Guardianship and custody
In this article we will provide you the difference between guardianship and custody Similarities and FAQs.
what does guardianship mean
Guardianship is a legal figure that is regulated in the Civil Code of most countries. It is intended to promote and protect the rights and interests that a person cannot defend on their own. Guardianship falls on those incapable or unimputable persons, such as minors, the elderly or other groups with some mental or physical limitation. The designated guardian -usually the father- will have the legal responsibility to manage the ward’s assets and ensure her health, education and personal development. In addition, he will organizational culture. Only with this data will HR be able to represent them before third parties when it is necessary to do so in court or in any legal deal.
What does custody mean?
Custody is the action of caring, protecting and watching over something or someone. It is a legal concept that refers to the surveillance and administration of an asset, generally money or property, for the benefit of another person. This custody can be granted by the parents to their minor children (guardians), as well as in judicial cases where the court appoints a guardian to carry out any type of transaction during the legal process. Custody is mainly intended to guarantee the legal and financial interests of the client involved, whether they are natural persons or legal organizations.

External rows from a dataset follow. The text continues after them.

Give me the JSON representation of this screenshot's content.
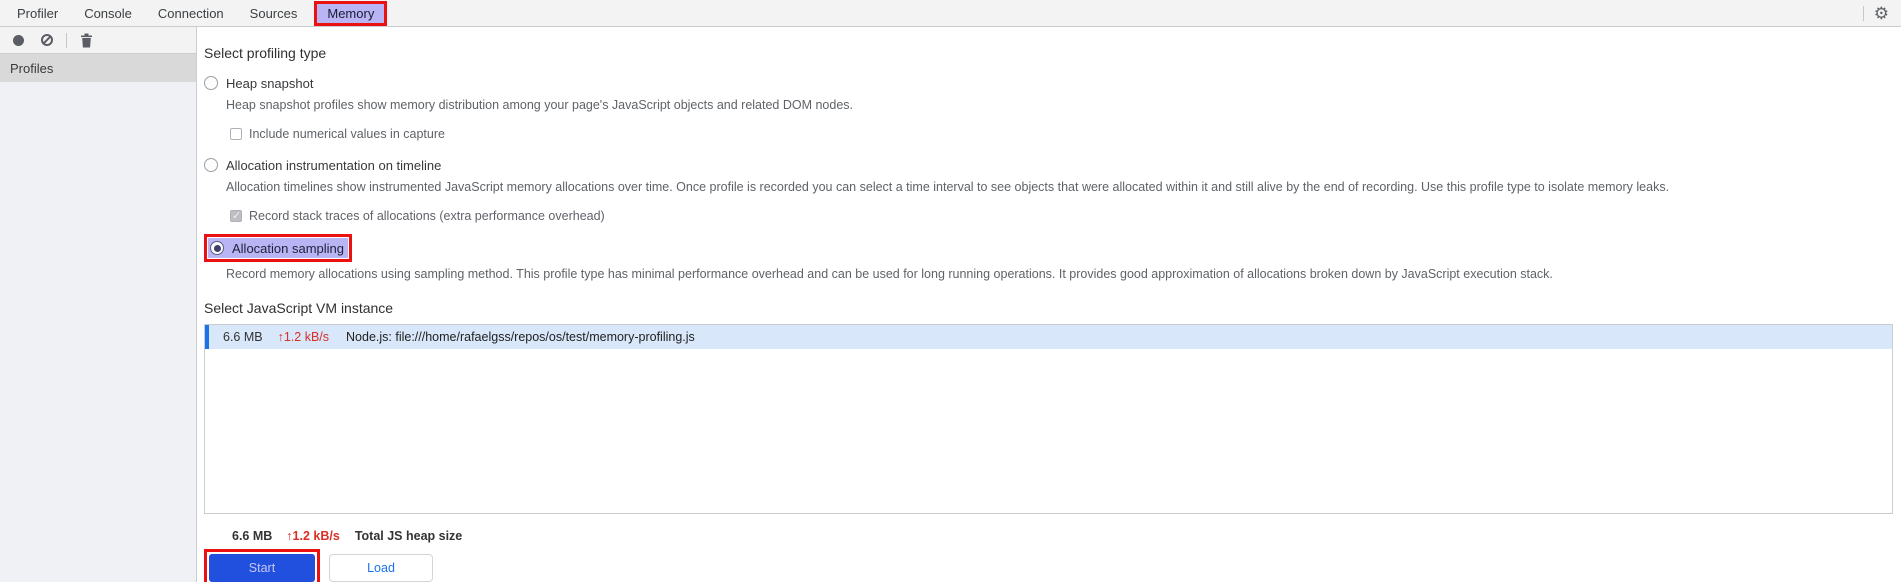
{
  "tabs": {
    "items": [
      {
        "label": "Profiler",
        "active": false
      },
      {
        "label": "Console",
        "active": false
      },
      {
        "label": "Connection",
        "active": false
      },
      {
        "label": "Sources",
        "active": false
      },
      {
        "label": "Memory",
        "active": true,
        "annotated": true
      }
    ]
  },
  "toolbar": {
    "icons": [
      {
        "name": "record-icon"
      },
      {
        "name": "clear-icon"
      },
      {
        "name": "trash-icon"
      }
    ],
    "settings_icon": "gear-icon",
    "gear_glyph": "⚙"
  },
  "sidebar": {
    "profiles_label": "Profiles"
  },
  "main": {
    "profiling_type": {
      "heading": "Select profiling type",
      "options": [
        {
          "label": "Heap snapshot",
          "selected": false,
          "description": "Heap snapshot profiles show memory distribution among your page's JavaScript objects and related DOM nodes.",
          "checkbox": {
            "label": "Include numerical values in capture",
            "checked": false
          }
        },
        {
          "label": "Allocation instrumentation on timeline",
          "selected": false,
          "description": "Allocation timelines show instrumented JavaScript memory allocations over time. Once profile is recorded you can select a time interval to see objects that were allocated within it and still alive by the end of recording. Use this profile type to isolate memory leaks.",
          "checkbox": {
            "label": "Record stack traces of allocations (extra performance overhead)",
            "checked": true
          }
        },
        {
          "label": "Allocation sampling",
          "selected": true,
          "annotated": true,
          "description": "Record memory allocations using sampling method. This profile type has minimal performance overhead and can be used for long running operations. It provides good approximation of allocations broken down by JavaScript execution stack."
        }
      ]
    },
    "vm_instance": {
      "heading": "Select JavaScript VM instance",
      "rows": [
        {
          "size": "6.6 MB",
          "rate": "↑1.2 kB/s",
          "name": "Node.js: file:///home/rafaelgss/repos/os/test/memory-profiling.js",
          "selected": true
        }
      ],
      "total": {
        "size": "6.6 MB",
        "rate": "↑1.2 kB/s",
        "label": "Total JS heap size"
      }
    },
    "actions": {
      "start_label": "Start",
      "load_label": "Load"
    }
  },
  "colors": {
    "accent-red": "#ec1111",
    "tab-active-bg": "#b9b4f3",
    "row-selected-bg": "#d8e7fa",
    "row-accent": "#1a73e8",
    "start-bg": "#2150df",
    "start-text": "#c9c7f3",
    "load-text": "#1a73e8",
    "rate-red": "#d93025"
  }
}
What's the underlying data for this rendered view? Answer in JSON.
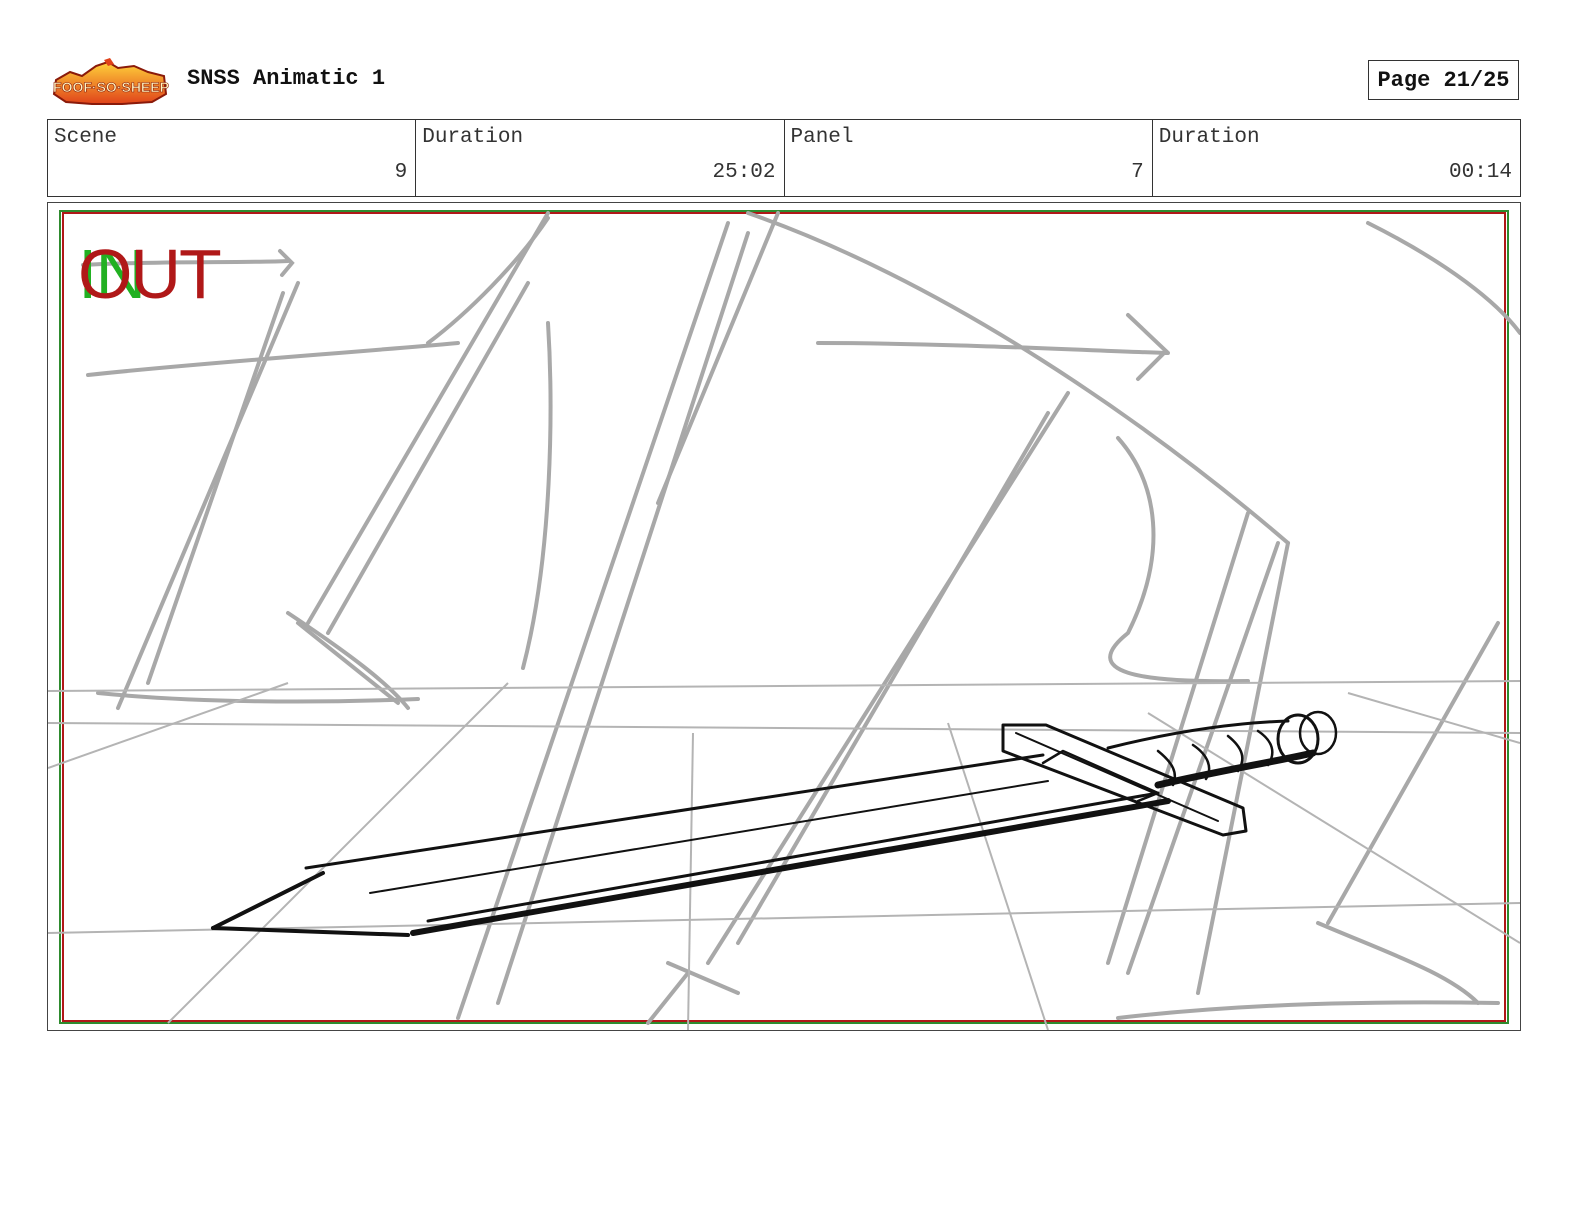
{
  "header": {
    "logo_text": "Sir Foof-So-Sheep",
    "title": "SNSS Animatic 1",
    "page_label": "Page 21/25"
  },
  "info": {
    "scene_label": "Scene",
    "scene_value": "9",
    "scene_duration_label": "Duration",
    "scene_duration_value": "25:02",
    "panel_label": "Panel",
    "panel_value": "7",
    "panel_duration_label": "Duration",
    "panel_duration_value": "00:14"
  },
  "panel": {
    "in_label": "IN",
    "out_label": "OUT",
    "frame_color_outer": "#2e8b2e",
    "frame_color_inner": "#b01818",
    "sketch_color": "#a8a8a8",
    "ink_color": "#111111",
    "subject_icon": "sword-sketch"
  }
}
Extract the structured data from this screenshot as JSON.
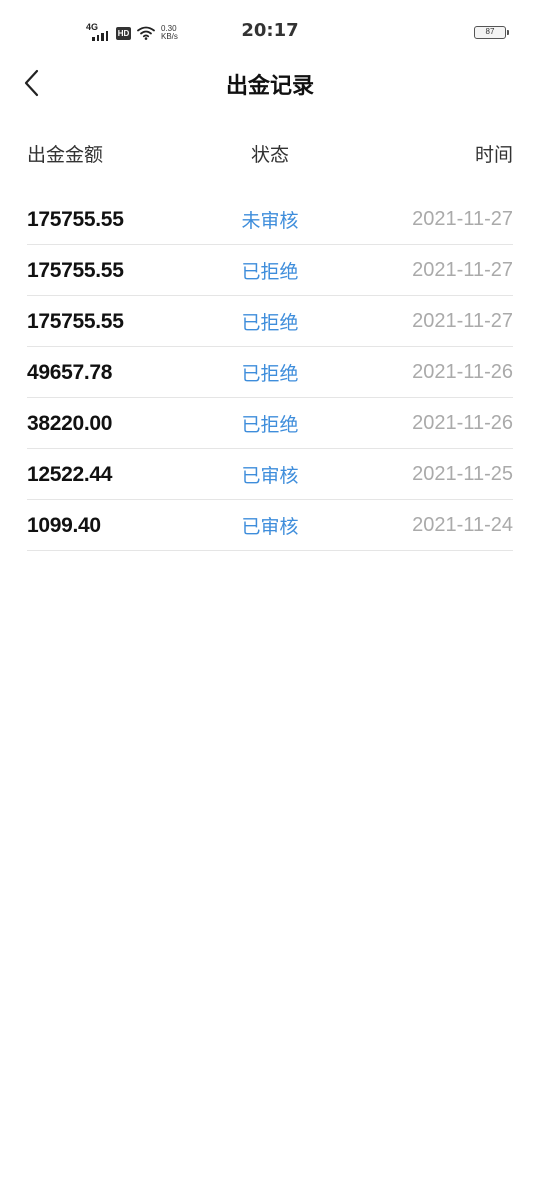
{
  "status_bar": {
    "network": "4G",
    "hd": "HD",
    "speed_value": "0.30",
    "speed_unit": "KB/s",
    "time": "20:17",
    "battery": "87"
  },
  "header": {
    "title": "出金记录"
  },
  "table": {
    "columns": {
      "amount": "出金金额",
      "status": "状态",
      "time": "时间"
    },
    "rows": [
      {
        "amount": "175755.55",
        "status": "未审核",
        "time": "2021-11-27"
      },
      {
        "amount": "175755.55",
        "status": "已拒绝",
        "time": "2021-11-27"
      },
      {
        "amount": "175755.55",
        "status": "已拒绝",
        "time": "2021-11-27"
      },
      {
        "amount": "49657.78",
        "status": "已拒绝",
        "time": "2021-11-26"
      },
      {
        "amount": "38220.00",
        "status": "已拒绝",
        "time": "2021-11-26"
      },
      {
        "amount": "12522.44",
        "status": "已审核",
        "time": "2021-11-25"
      },
      {
        "amount": "1099.40",
        "status": "已审核",
        "time": "2021-11-24"
      }
    ]
  },
  "colors": {
    "status_text": "#3e8ddb",
    "date_text": "#aaaaaa",
    "divider": "#e5e5e5"
  }
}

Similarities Between Guardianship and Custody
The words guardianship and custody share the idea of a legal responsibility, generally related to minors. A guardian is someone who assumes the legal care of a child or adolescent if the biological parents have died or are unable to fulfill their obligation. Custody refers to who will have direct control over the child/adolescent in practical terms, either physically or financially. There are also similarities between the two words., such as the need to protect the interests of the minor involved; however, each term has its own distinctive legal features. For example, guardianship grants the guardian the power to make vital decisions for the child/adolescent related to her education and health without consulting the biological parents; while custody mainly involves deciding where the child/adolescent lives and what level of access other family members have to him/her.
Differences between guardianship and custody
Guardianship is a legal figure that refers to the power of an adult to represent a minor in order to protect their interests, assets and rights . For its part, custody refers to the legally recognized exercise of physical or personal care of children by their parents or legal guardians. Guardianship is limited to the defense and control over legal matters related to the minor, while custody encompasses all aspects of the physical and emotional care of the child.
Frequent questions about guardianship and custody
What is the protection of a right?
The guardianship of a right is the legal mechanism to assert and protect individual or collective rights. This implies that the owner of the right can defend it in case of conflict, either through judicial or administrative channels, by filing legal actions such as lawsuits, appeals and protections. Guardianship is regulated by the laws in force in each country.
Who can ask for guardianship?
Guardianship may be requested by a legal representative, such as a parent or guardian, to protect the rights and well-being of a minor. Other close relatives, licensed professional social services and legal aid staff members appropriate to the particular situation may also apply for guardianship.
What is the object of guardianship?
Guardianship is a legal mechanism that seeks to protect the rights of a person, whether physical or legal. This protection is applied to ensure compliance with legal and contractual obligations established between two parties.
What is custody?
Custody means being in the legal custody of an adult. This usually occurs when minors are deemed unsuitable to live with their parents, and are assigned to a legal guardian who is responsible for their welfare and care. Children may have court-appointed legal guardians, family members, close friends, or members of non-profit organizations certified by the local government.
What kind of custody are there?
There are several types of custody, including joint custody, sole legal custody, partial custody, and temporary custody. Joint custody means that the parents have both legal responsibilities with respect to the upbringing of a child; this means that the two of you will have equal rights to make important decisions related to the welfare of the child. Sole legal custody gives the legal rights and responsibilities of parenting to a single parent. Partial custody refers to the fact that the other parent may have limited time to visit the child but has no legal responsibility for the child.